Minijob als Zweitjob: Wie funktioniert die Besteuerung?

Wer neben dem Hauptberuf einer Nebentätigkeit nachgeht, fragt sich oft, wie das zusätzliche Einkommen steuerlich behandelt wird. Die Abrechnung hängt im Wesentlichen davon ab, wie viel Sie im Nebenjob verdienen und ob die gesetzlichen Grenzen eingehalten werden.

Liegt der regelmäßige Verdienst im Rahmen der gesetzlichen Geringfügigkeitsgrenze für Minijobs, bleibt der Zuverdienst für Arbeitnehmer meist unkompliziert. Der Arbeitgeber kann den Lohn pauschal mit zwei Prozent besteuern.

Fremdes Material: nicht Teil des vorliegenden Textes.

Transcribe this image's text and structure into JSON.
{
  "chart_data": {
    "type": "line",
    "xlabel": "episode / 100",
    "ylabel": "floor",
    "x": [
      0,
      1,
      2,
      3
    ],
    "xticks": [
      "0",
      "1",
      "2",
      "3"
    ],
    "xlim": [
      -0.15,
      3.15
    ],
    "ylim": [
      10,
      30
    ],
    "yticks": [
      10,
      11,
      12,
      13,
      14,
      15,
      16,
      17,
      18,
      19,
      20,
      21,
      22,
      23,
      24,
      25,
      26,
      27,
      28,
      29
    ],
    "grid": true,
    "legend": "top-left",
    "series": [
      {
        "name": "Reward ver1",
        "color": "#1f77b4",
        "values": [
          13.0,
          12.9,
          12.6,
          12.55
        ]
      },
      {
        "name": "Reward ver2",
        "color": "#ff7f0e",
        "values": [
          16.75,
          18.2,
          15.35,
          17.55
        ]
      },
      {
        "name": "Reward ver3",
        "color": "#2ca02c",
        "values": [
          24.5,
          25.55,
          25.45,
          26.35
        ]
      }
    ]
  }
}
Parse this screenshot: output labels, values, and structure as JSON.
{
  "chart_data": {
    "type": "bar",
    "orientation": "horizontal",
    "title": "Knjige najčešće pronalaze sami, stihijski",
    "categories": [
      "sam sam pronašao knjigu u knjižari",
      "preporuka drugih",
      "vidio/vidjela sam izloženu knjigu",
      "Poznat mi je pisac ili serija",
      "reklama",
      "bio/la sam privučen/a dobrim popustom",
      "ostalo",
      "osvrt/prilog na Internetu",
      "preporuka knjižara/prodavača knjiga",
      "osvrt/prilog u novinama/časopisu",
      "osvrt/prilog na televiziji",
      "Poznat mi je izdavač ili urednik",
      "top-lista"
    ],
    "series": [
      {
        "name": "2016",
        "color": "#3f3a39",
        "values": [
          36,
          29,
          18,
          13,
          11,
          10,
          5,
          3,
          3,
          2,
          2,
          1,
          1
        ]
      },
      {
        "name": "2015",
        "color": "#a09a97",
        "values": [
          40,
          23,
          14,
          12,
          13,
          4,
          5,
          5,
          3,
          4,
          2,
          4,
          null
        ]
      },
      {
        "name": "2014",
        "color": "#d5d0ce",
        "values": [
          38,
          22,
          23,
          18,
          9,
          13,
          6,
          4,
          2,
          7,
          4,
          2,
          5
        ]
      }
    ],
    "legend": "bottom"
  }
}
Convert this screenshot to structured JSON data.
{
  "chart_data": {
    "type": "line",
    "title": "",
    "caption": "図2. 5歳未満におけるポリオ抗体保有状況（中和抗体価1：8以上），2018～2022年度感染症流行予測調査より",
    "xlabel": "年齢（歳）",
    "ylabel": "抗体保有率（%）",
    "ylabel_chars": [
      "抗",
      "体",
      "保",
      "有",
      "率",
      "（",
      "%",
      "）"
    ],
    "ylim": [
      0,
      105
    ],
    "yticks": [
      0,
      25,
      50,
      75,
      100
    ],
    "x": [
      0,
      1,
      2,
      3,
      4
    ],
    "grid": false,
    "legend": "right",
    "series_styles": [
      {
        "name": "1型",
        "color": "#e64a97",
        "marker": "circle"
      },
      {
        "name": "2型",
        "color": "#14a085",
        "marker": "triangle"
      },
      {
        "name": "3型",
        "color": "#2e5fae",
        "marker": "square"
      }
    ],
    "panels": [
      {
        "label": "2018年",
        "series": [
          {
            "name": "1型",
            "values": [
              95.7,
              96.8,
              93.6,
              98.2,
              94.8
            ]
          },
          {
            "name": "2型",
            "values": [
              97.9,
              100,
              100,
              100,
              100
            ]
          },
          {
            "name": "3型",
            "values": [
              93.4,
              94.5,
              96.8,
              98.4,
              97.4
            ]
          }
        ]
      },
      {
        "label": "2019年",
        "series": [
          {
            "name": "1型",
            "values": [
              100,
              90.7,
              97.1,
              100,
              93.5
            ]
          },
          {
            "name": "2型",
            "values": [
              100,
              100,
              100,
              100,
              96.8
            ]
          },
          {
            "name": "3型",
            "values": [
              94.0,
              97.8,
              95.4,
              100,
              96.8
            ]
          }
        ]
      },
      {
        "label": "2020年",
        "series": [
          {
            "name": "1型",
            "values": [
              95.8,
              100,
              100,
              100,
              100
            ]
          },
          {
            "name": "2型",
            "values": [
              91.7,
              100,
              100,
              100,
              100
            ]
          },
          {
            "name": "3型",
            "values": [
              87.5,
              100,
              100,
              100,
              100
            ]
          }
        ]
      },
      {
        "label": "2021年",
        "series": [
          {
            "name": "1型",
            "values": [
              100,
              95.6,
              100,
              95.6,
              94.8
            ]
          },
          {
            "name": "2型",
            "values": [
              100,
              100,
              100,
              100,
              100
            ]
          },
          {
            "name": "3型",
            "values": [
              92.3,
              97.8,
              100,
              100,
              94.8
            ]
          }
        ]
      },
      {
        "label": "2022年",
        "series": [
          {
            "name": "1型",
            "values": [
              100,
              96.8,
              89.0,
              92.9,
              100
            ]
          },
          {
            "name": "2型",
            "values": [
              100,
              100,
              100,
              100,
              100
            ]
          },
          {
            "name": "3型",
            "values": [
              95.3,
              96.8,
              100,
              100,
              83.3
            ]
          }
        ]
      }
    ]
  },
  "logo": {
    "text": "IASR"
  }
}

In diesem Fall ist das Gehalt für den Beschäftigten in der Regel abgegolten und muss nicht extra in der persönlichen Steuererklärung angegeben werden.

Anders sieht es aus, wenn der Lohn aus einem Nebenjob die Minijob-Grenze überschreitet oder wenn Sie mehrere Nebenjobs ausüben, die zusammen über der Verdienstgrenze liegen. Dann greift für das zweite Arbeitsverhältnis die Steuerklasse VI. In der Steuerklasse VI gibt es keine Freibeträge, weshalb bereits ab dem ersten Euro Lohnsteuer abgezogen wird.

Für Arbeitnehmer lohnt es sich daher genau hinzusehen: Ein einzelner Minijob lässt sich durch die Pauschalierung steuerlich sehr attraktiv als Nebenbeschäftigung ausüben, solange der Verdienst innerhalb des erlaubten Rahmens bleibt.